157    De plus, la Commission conteste que le retard survenu dans l’établissement des rapports visés au point précédent ait pu avoir une influence négative quelconque sur l’établissement de son REC 2001/2002.

158    Quant à l’influence négative que l’absence ou le retard de rapports de notation aurait pu avoir sur la carrière future du requérant, la Commission rappelle que les promotions ou nominations ne sont jamais de droit et insiste sur le large pouvoir d’appréciation de l’AIPN dans le cadre des nominations à des emplois de grade A 1 ou A 2 (voir points 58 et 59 ci-dessus). Il serait donc très improbable que le requérant ait eu des incertitudes quant à sa future carrière, à tout le moins suffisamment importantes pour justifier une indemnisation selon les critères dégagés par la jurisprudence.

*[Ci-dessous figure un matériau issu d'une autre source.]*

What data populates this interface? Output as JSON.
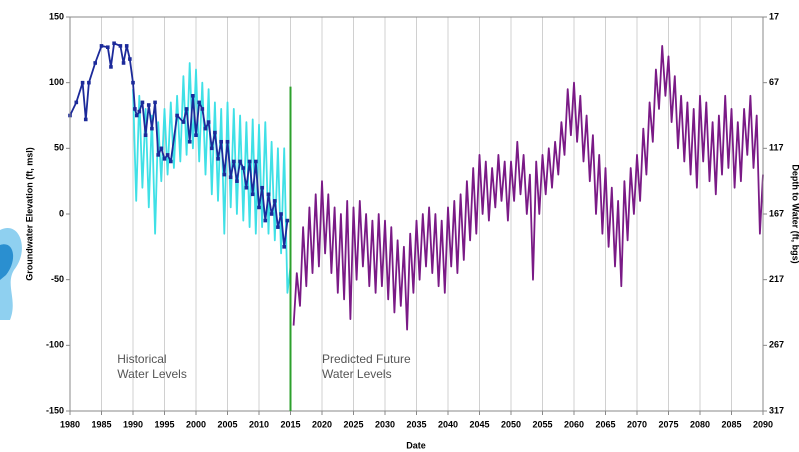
{
  "chart_data": {
    "type": "line",
    "x_label": "Date",
    "y_label": "Groundwater Elevation (ft, msl)",
    "y2_label": "Depth to Water (ft, bgs)",
    "xlim": [
      1980,
      2090
    ],
    "xticks": [
      1980,
      1985,
      1990,
      1995,
      2000,
      2005,
      2010,
      2015,
      2020,
      2025,
      2030,
      2035,
      2040,
      2045,
      2050,
      2055,
      2060,
      2065,
      2070,
      2075,
      2080,
      2085,
      2090
    ],
    "ylim": [
      -150,
      150
    ],
    "yticks": [
      -150,
      -100,
      -50,
      0,
      50,
      100,
      150
    ],
    "y2lim": [
      317,
      17
    ],
    "y2ticks": [
      317,
      267,
      217,
      167,
      117,
      67,
      17
    ],
    "xgrid": true,
    "vline": {
      "x": 2015,
      "color": "#2ca02c"
    },
    "annotations": [
      {
        "lines": [
          "Historical",
          "Water Levels"
        ],
        "x": 1987.5,
        "y": -125
      },
      {
        "lines": [
          "Predicted Future",
          "Water Levels"
        ],
        "x": 2020,
        "y": -125
      }
    ],
    "series": [
      {
        "color": "#3fe0e6",
        "x": [
          1990,
          1990.5,
          1991,
          1991.5,
          1992,
          1992.5,
          1993,
          1993.5,
          1994,
          1994.5,
          1995,
          1995.5,
          1996,
          1996.5,
          1997,
          1997.5,
          1998,
          1998.5,
          1999,
          1999.5,
          2000,
          2000.5,
          2001,
          2001.5,
          2002,
          2002.5,
          2003,
          2003.5,
          2004,
          2004.5,
          2005,
          2005.5,
          2006,
          2006.5,
          2007,
          2007.5,
          2008,
          2008.5,
          2009,
          2009.5,
          2010,
          2010.5,
          2011,
          2011.5,
          2012,
          2012.5,
          2013,
          2013.5,
          2014,
          2014.5,
          2015
        ],
        "values": [
          95,
          10,
          90,
          20,
          80,
          5,
          75,
          -15,
          70,
          25,
          80,
          30,
          85,
          35,
          90,
          40,
          105,
          45,
          115,
          50,
          110,
          40,
          100,
          30,
          95,
          15,
          85,
          10,
          80,
          -15,
          85,
          5,
          80,
          0,
          75,
          -5,
          70,
          -10,
          72,
          -15,
          68,
          -10,
          70,
          -15,
          55,
          -20,
          50,
          -30,
          50,
          -60,
          -40
        ]
      },
      {
        "color": "#1c2a9a",
        "marker": "square",
        "x": [
          1980,
          1981,
          1982,
          1982.5,
          1983,
          1984,
          1985,
          1986,
          1986.5,
          1987,
          1988,
          1988.5,
          1989,
          1989.5,
          1990,
          1990.3,
          1990.6,
          1991,
          1991.5,
          1992,
          1992.5,
          1993,
          1993.5,
          1994,
          1994.5,
          1995,
          1995.5,
          1996,
          1997,
          1998,
          1998.5,
          1999,
          1999.5,
          2000,
          2000.5,
          2001,
          2001.5,
          2002,
          2002.5,
          2003,
          2003.5,
          2004,
          2004.5,
          2005,
          2005.5,
          2006,
          2006.5,
          2007,
          2007.5,
          2008,
          2008.5,
          2009,
          2009.5,
          2010,
          2010.5,
          2011,
          2011.5,
          2012,
          2012.5,
          2013,
          2013.5,
          2014,
          2014.5
        ],
        "values": [
          75,
          85,
          100,
          72,
          100,
          115,
          128,
          127,
          112,
          130,
          128,
          115,
          128,
          118,
          100,
          80,
          75,
          78,
          85,
          60,
          83,
          65,
          85,
          45,
          50,
          42,
          45,
          40,
          75,
          70,
          80,
          55,
          90,
          60,
          85,
          80,
          65,
          70,
          50,
          62,
          42,
          55,
          30,
          55,
          28,
          40,
          25,
          40,
          35,
          20,
          40,
          15,
          40,
          5,
          20,
          -5,
          15,
          0,
          10,
          -10,
          0,
          -25,
          -5
        ]
      },
      {
        "color": "#7a1a86",
        "x": [
          2015.5,
          2016,
          2016.5,
          2017,
          2017.5,
          2018,
          2018.5,
          2019,
          2019.5,
          2020,
          2020.5,
          2021,
          2021.5,
          2022,
          2022.5,
          2023,
          2023.5,
          2024,
          2024.5,
          2025,
          2025.5,
          2026,
          2026.5,
          2027,
          2027.5,
          2028,
          2028.5,
          2029,
          2029.5,
          2030,
          2030.5,
          2031,
          2031.5,
          2032,
          2032.5,
          2033,
          2033.5,
          2034,
          2034.5,
          2035,
          2035.5,
          2036,
          2036.5,
          2037,
          2037.5,
          2038,
          2038.5,
          2039,
          2039.5,
          2040,
          2040.5,
          2041,
          2041.5,
          2042,
          2042.5,
          2043,
          2043.5,
          2044,
          2044.5,
          2045,
          2045.5,
          2046,
          2046.5,
          2047,
          2047.5,
          2048,
          2048.5,
          2049,
          2049.5,
          2050,
          2050.5,
          2051,
          2051.5,
          2052,
          2052.5,
          2053,
          2053.5,
          2054,
          2054.5,
          2055,
          2055.5,
          2056,
          2056.5,
          2057,
          2057.5,
          2058,
          2058.5,
          2059,
          2059.5,
          2060,
          2060.5,
          2061,
          2061.5,
          2062,
          2062.5,
          2063,
          2063.5,
          2064,
          2064.5,
          2065,
          2065.5,
          2066,
          2066.5,
          2067,
          2067.5,
          2068,
          2068.5,
          2069,
          2069.5,
          2070,
          2070.5,
          2071,
          2071.5,
          2072,
          2072.5,
          2073,
          2073.5,
          2074,
          2074.5,
          2075,
          2075.5,
          2076,
          2076.5,
          2077,
          2077.5,
          2078,
          2078.5,
          2079,
          2079.5,
          2080,
          2080.5,
          2081,
          2081.5,
          2082,
          2082.5,
          2083,
          2083.5,
          2084,
          2084.5,
          2085,
          2085.5,
          2086,
          2086.5,
          2087,
          2087.5,
          2088,
          2088.5,
          2089,
          2089.5,
          2090
        ],
        "values": [
          -85,
          -45,
          -70,
          -10,
          -55,
          5,
          -45,
          15,
          -40,
          25,
          -30,
          15,
          -45,
          5,
          -60,
          0,
          -65,
          10,
          -80,
          5,
          -50,
          10,
          -40,
          0,
          -55,
          -5,
          -60,
          0,
          -55,
          -5,
          -65,
          -10,
          -75,
          -20,
          -70,
          -25,
          -88,
          -15,
          -60,
          -5,
          -50,
          0,
          -40,
          5,
          -45,
          0,
          -55,
          -5,
          -60,
          5,
          -40,
          10,
          -45,
          15,
          -35,
          25,
          -20,
          35,
          -15,
          45,
          0,
          40,
          -5,
          35,
          5,
          45,
          10,
          40,
          -5,
          40,
          10,
          55,
          15,
          45,
          0,
          30,
          -50,
          40,
          0,
          45,
          15,
          50,
          20,
          55,
          30,
          70,
          45,
          95,
          60,
          100,
          55,
          90,
          40,
          75,
          25,
          60,
          0,
          45,
          -15,
          35,
          -25,
          20,
          -40,
          10,
          -55,
          25,
          -20,
          35,
          0,
          45,
          10,
          65,
          30,
          85,
          55,
          110,
          80,
          128,
          90,
          120,
          70,
          105,
          50,
          90,
          40,
          85,
          30,
          80,
          20,
          90,
          40,
          85,
          25,
          70,
          15,
          75,
          30,
          90,
          35,
          80,
          20,
          70,
          25,
          80,
          45,
          90,
          35,
          75,
          -15,
          30
        ]
      }
    ]
  }
}
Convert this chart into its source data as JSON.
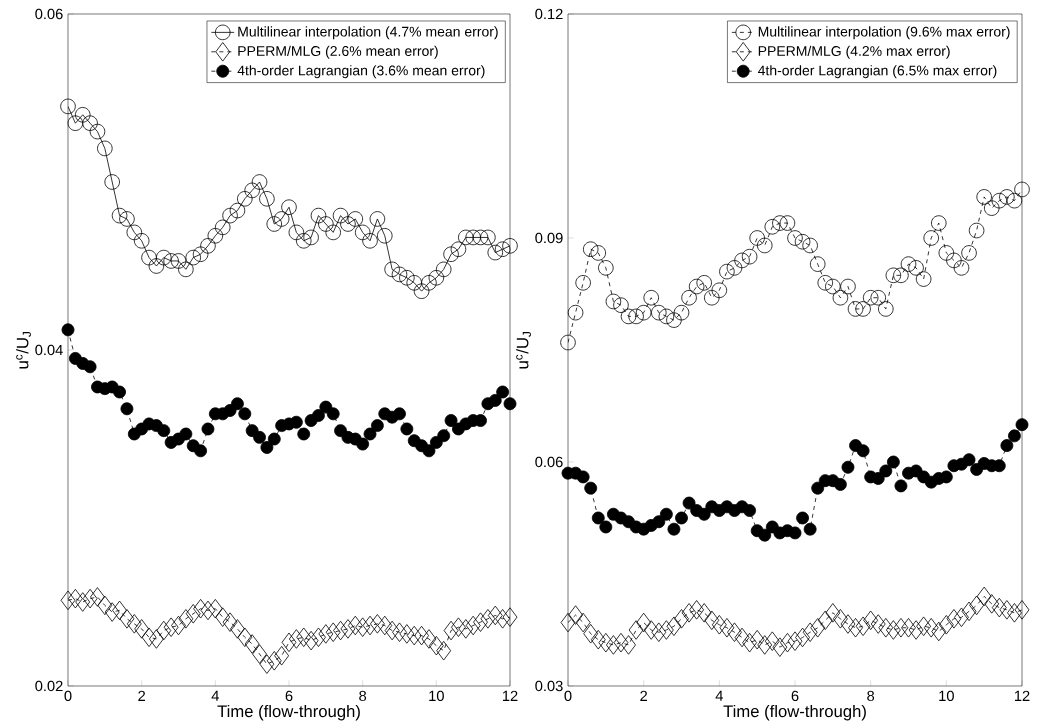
{
  "chart_data": [
    {
      "type": "line",
      "xlabel": "Time (flow-through)",
      "ylabel": "u$^{c}$/U$_{J}$",
      "x": [
        0,
        0.2,
        0.4,
        0.6,
        0.8,
        1.0,
        1.2,
        1.4,
        1.6,
        1.8,
        2.0,
        2.2,
        2.4,
        2.6,
        2.8,
        3.0,
        3.2,
        3.4,
        3.6,
        3.8,
        4.0,
        4.2,
        4.4,
        4.6,
        4.8,
        5.0,
        5.2,
        5.4,
        5.6,
        5.8,
        6.0,
        6.2,
        6.4,
        6.6,
        6.8,
        7.0,
        7.2,
        7.4,
        7.6,
        7.8,
        8.0,
        8.2,
        8.4,
        8.6,
        8.8,
        9.0,
        9.2,
        9.4,
        9.6,
        9.8,
        10.0,
        10.2,
        10.4,
        10.6,
        10.8,
        11.0,
        11.2,
        11.4,
        11.6,
        11.8,
        12.0
      ],
      "xlim": [
        0,
        12
      ],
      "xticks": [
        0,
        2,
        4,
        6,
        8,
        10,
        12
      ],
      "ylim": [
        0.02,
        0.06
      ],
      "yticks": [
        0.02,
        0.04,
        0.06
      ],
      "legend": "top right",
      "grid": false,
      "series": [
        {
          "name": "Multilinear interpolation (4.7% mean error)",
          "color": "#000000",
          "marker": "circle",
          "line_style": "solid",
          "values": [
            0.0545,
            0.0535,
            0.054,
            0.0535,
            0.053,
            0.052,
            0.05,
            0.048,
            0.0478,
            0.047,
            0.0465,
            0.0455,
            0.045,
            0.0455,
            0.0453,
            0.0453,
            0.0448,
            0.0455,
            0.0457,
            0.0462,
            0.0468,
            0.0473,
            0.048,
            0.0483,
            0.049,
            0.0495,
            0.05,
            0.049,
            0.0475,
            0.0478,
            0.0485,
            0.047,
            0.0465,
            0.0467,
            0.048,
            0.0475,
            0.047,
            0.048,
            0.0475,
            0.0478,
            0.047,
            0.0465,
            0.0478,
            0.0468,
            0.0448,
            0.0445,
            0.0443,
            0.044,
            0.0435,
            0.044,
            0.0443,
            0.0448,
            0.0457,
            0.046,
            0.0467,
            0.0467,
            0.0467,
            0.0467,
            0.0458,
            0.046,
            0.0462
          ]
        },
        {
          "name": "PPERM/MLG (2.6% mean error)",
          "color": "#000000",
          "marker": "diamond",
          "line_style": "dashed",
          "values": [
            0.0251,
            0.0252,
            0.025,
            0.0252,
            0.0253,
            0.0248,
            0.0244,
            0.0245,
            0.024,
            0.0237,
            0.0234,
            0.0229,
            0.0228,
            0.0233,
            0.0235,
            0.0236,
            0.024,
            0.0243,
            0.0246,
            0.0245,
            0.0246,
            0.0241,
            0.0238,
            0.0234,
            0.0229,
            0.0225,
            0.0219,
            0.0213,
            0.0215,
            0.0218,
            0.0226,
            0.0228,
            0.0229,
            0.0227,
            0.0229,
            0.0231,
            0.0232,
            0.0233,
            0.0234,
            0.0236,
            0.0235,
            0.0236,
            0.0237,
            0.0236,
            0.0233,
            0.0232,
            0.0231,
            0.023,
            0.023,
            0.0228,
            0.0224,
            0.0221,
            0.0233,
            0.0235,
            0.0234,
            0.0236,
            0.0238,
            0.024,
            0.0242,
            0.024,
            0.0241
          ]
        },
        {
          "name": "4th-order Lagrangian (3.6% mean error)",
          "color": "#000000",
          "marker": "filled circle",
          "line_style": "dashed",
          "values": [
            0.0412,
            0.0395,
            0.0392,
            0.039,
            0.0378,
            0.0377,
            0.0378,
            0.0375,
            0.0365,
            0.035,
            0.0353,
            0.0356,
            0.0355,
            0.0352,
            0.0345,
            0.0347,
            0.035,
            0.0343,
            0.034,
            0.0353,
            0.0362,
            0.0362,
            0.0364,
            0.0368,
            0.0362,
            0.0352,
            0.0348,
            0.0342,
            0.0347,
            0.0355,
            0.0356,
            0.0357,
            0.035,
            0.0358,
            0.0361,
            0.0366,
            0.0362,
            0.0352,
            0.0348,
            0.0347,
            0.0344,
            0.035,
            0.0355,
            0.0362,
            0.036,
            0.0362,
            0.0353,
            0.0346,
            0.0343,
            0.034,
            0.0345,
            0.0349,
            0.0358,
            0.0353,
            0.0356,
            0.0358,
            0.0358,
            0.0368,
            0.037,
            0.0375,
            0.0368
          ]
        }
      ]
    },
    {
      "type": "line",
      "xlabel": "Time (flow-through)",
      "ylabel": "u$^{c}$/U$_{J}$",
      "x": [
        0,
        0.2,
        0.4,
        0.6,
        0.8,
        1.0,
        1.2,
        1.4,
        1.6,
        1.8,
        2.0,
        2.2,
        2.4,
        2.6,
        2.8,
        3.0,
        3.2,
        3.4,
        3.6,
        3.8,
        4.0,
        4.2,
        4.4,
        4.6,
        4.8,
        5.0,
        5.2,
        5.4,
        5.6,
        5.8,
        6.0,
        6.2,
        6.4,
        6.6,
        6.8,
        7.0,
        7.2,
        7.4,
        7.6,
        7.8,
        8.0,
        8.2,
        8.4,
        8.6,
        8.8,
        9.0,
        9.2,
        9.4,
        9.6,
        9.8,
        10.0,
        10.2,
        10.4,
        10.6,
        10.8,
        11.0,
        11.2,
        11.4,
        11.6,
        11.8,
        12.0
      ],
      "xlim": [
        0,
        12
      ],
      "xticks": [
        0,
        2,
        4,
        6,
        8,
        10,
        12
      ],
      "ylim": [
        0.03,
        0.12
      ],
      "yticks": [
        0.03,
        0.06,
        0.09,
        0.12
      ],
      "legend": "top right",
      "grid": false,
      "series": [
        {
          "name": "Multilinear interpolation (9.6% max error)",
          "color": "#000000",
          "marker": "circle",
          "line_style": "dashed",
          "values": [
            0.076,
            0.08,
            0.084,
            0.0885,
            0.088,
            0.086,
            0.0815,
            0.081,
            0.0795,
            0.0795,
            0.08,
            0.082,
            0.08,
            0.0795,
            0.079,
            0.08,
            0.082,
            0.0835,
            0.084,
            0.082,
            0.083,
            0.0855,
            0.086,
            0.087,
            0.0875,
            0.09,
            0.089,
            0.0915,
            0.092,
            0.092,
            0.09,
            0.0895,
            0.089,
            0.0865,
            0.084,
            0.0835,
            0.082,
            0.0835,
            0.0805,
            0.0805,
            0.082,
            0.082,
            0.0805,
            0.085,
            0.085,
            0.0865,
            0.086,
            0.0845,
            0.09,
            0.092,
            0.088,
            0.087,
            0.086,
            0.088,
            0.091,
            0.0955,
            0.094,
            0.095,
            0.0955,
            0.095,
            0.0965
          ]
        },
        {
          "name": "PPERM/MLG (4.2% max error)",
          "color": "#000000",
          "marker": "diamond",
          "line_style": "dashed",
          "values": [
            0.0385,
            0.0395,
            0.0385,
            0.037,
            0.0362,
            0.0358,
            0.0355,
            0.0358,
            0.0355,
            0.0375,
            0.0385,
            0.0375,
            0.0372,
            0.0375,
            0.038,
            0.039,
            0.0398,
            0.0402,
            0.0398,
            0.0388,
            0.0382,
            0.0378,
            0.0372,
            0.0365,
            0.0358,
            0.0362,
            0.0355,
            0.036,
            0.0352,
            0.0358,
            0.036,
            0.0365,
            0.0372,
            0.0378,
            0.0388,
            0.0398,
            0.039,
            0.0383,
            0.0378,
            0.038,
            0.0388,
            0.0383,
            0.0378,
            0.0375,
            0.0378,
            0.0378,
            0.0375,
            0.038,
            0.0378,
            0.0373,
            0.0382,
            0.039,
            0.0392,
            0.04,
            0.0408,
            0.042,
            0.041,
            0.0405,
            0.0402,
            0.0398,
            0.0402
          ]
        },
        {
          "name": "4th-order Lagrangian (6.5% max error)",
          "color": "#000000",
          "marker": "filled circle",
          "line_style": "dashed",
          "values": [
            0.0585,
            0.0585,
            0.058,
            0.0565,
            0.0525,
            0.0513,
            0.053,
            0.0525,
            0.052,
            0.0513,
            0.051,
            0.0515,
            0.052,
            0.053,
            0.051,
            0.0525,
            0.0545,
            0.0535,
            0.053,
            0.054,
            0.0535,
            0.054,
            0.0535,
            0.054,
            0.0535,
            0.0508,
            0.0502,
            0.0513,
            0.0505,
            0.0508,
            0.0505,
            0.0525,
            0.051,
            0.0565,
            0.0575,
            0.0575,
            0.057,
            0.0593,
            0.0622,
            0.0615,
            0.058,
            0.0578,
            0.0588,
            0.06,
            0.0568,
            0.0585,
            0.0588,
            0.058,
            0.0573,
            0.0578,
            0.058,
            0.0595,
            0.0597,
            0.0603,
            0.059,
            0.0598,
            0.0595,
            0.0595,
            0.0622,
            0.0635,
            0.065
          ]
        }
      ]
    }
  ]
}
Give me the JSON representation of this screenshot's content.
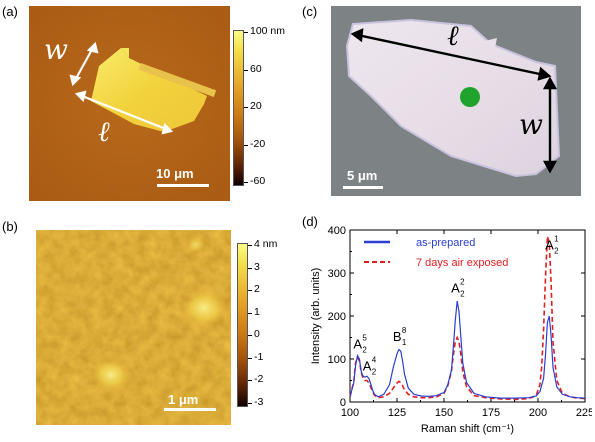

159    S’agissant de l’établissement du REC 2001/2002 définitif, il ressortirait de la jurisprudence que l’administration dispose à cet égard d’un délai raisonnable, un dépassement de celui-ci devant être justifié par des circonstances particulières (arrêt de la Cour du 5 mai 1983, Ditterich/Commission, 207/81, Rec p. 1359, points 23 à 25). Clos le 11 septembre 2003, le REC 2001/2002 remplit pleinement, de l’avis de la Commission, ces conditions, compte tenu des différents recours internes introduits par le requérant, de la nouveauté du système du REC et des périodes de vacances.

 Appréciation du Tribunal

160    Comme indiqué au point 63 ci-dessus, l’engagement de la responsabilité non contractuelle de la Communauté suppose la réunion d’un ensemble de conditions tenant à l’illégalité du comportement reproché aux institutions, à la réalité du dommage allégué et à l’existence d’un lien de causalité entre le comportement et le préjudice invoqué.

161    En premier lieu, le Tribunal a constaté, lors de l’examen des conclusions en annulation, que le REC 2001/2002 était entaché d’une irrégularité au motif qu’il avait été établi en méconnaissance des droits de la défense. Le requérant demande, en substance, la réparation du préjudice moral subi en raison de cette irrégularité (voir point 152 ci-dessus).

162    Il y a lieu de rappeler qu’il est de jurisprudence constante que l’annulation d’un acte de l’administration attaqué par un fonctionnaire constitue, en elle-même, une réparation adéquate et, en principe, suffisante de tout préjudice moral lorsque ledit acte ne comporte pas d’appréciation explicitement négative des capacités du requérant susceptible de le blesser (arrêts du Tribunal du 26 janvier 1995, Pierrat/Cour de justice, T‑60/94, RecFP p. I‑A‑23 et II‑77, point 62 ; du 21 janvier 2004, Robinson/Parlement, T‑328/01, RecFP p. I‑A‑5 et II‑23, point 79, et du 8 juillet 2004, Schochaert/Conseil, T‑136/03, RecFP p. I‑A‑215 et II‑957, point 34).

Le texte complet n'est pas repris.